Un exemple : que l’on commande un whisky ou un verre de Bordeaux, le garçon apporte la bouteille sur le plateau vous le servir. Ce genre de service est aussi le gage que l’on sert au client ce qu’il a demandé. Ce qui n’est pas toujours le cas, lorsqu’on commande un verre de vin.
Le service stylé se répercute sur les prix des consommations. Le café à 3,81 € ou le kir à 6,10 €, ne sont pas à la portée de toutes les bourses.
«A ce prix-là, les clients sont très exigeants. »Inversement, d’autres prennent leurs jambes à leur cou lorsqu’ils reçoivent l’addition. Raymond doit alors les courser sur le parvis de l’église de Saint-Germain des Prés…
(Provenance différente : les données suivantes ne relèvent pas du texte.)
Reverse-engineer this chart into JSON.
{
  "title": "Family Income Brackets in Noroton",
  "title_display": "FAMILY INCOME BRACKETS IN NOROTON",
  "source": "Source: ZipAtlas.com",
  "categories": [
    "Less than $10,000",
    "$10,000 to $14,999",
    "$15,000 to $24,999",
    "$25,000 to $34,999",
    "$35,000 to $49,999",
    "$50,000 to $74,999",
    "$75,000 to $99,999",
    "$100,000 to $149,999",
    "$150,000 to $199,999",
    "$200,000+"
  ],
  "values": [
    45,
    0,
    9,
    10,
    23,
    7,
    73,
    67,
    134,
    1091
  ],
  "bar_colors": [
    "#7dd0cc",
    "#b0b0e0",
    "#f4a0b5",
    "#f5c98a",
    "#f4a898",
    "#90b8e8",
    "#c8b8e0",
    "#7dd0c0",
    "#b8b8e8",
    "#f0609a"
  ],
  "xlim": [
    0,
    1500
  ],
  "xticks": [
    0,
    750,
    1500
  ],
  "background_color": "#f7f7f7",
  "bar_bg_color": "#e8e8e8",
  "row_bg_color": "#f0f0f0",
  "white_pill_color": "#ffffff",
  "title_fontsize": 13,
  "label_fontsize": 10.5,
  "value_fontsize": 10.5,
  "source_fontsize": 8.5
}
La familiarité n’est pas non plus de mise. «Ici on sert rarement la main aux clients» Raymond sait à qui il a à faire du premier coup d’œil.
Et puis il y a des règles non dites à respecter. «Si vous avez un client que vous avez vu avec une femme le matin, revenir le soir avec une autre, il vaut mieux lui épargner les formules type “rebonjour, ou comment ça va depuis ce matin ? “»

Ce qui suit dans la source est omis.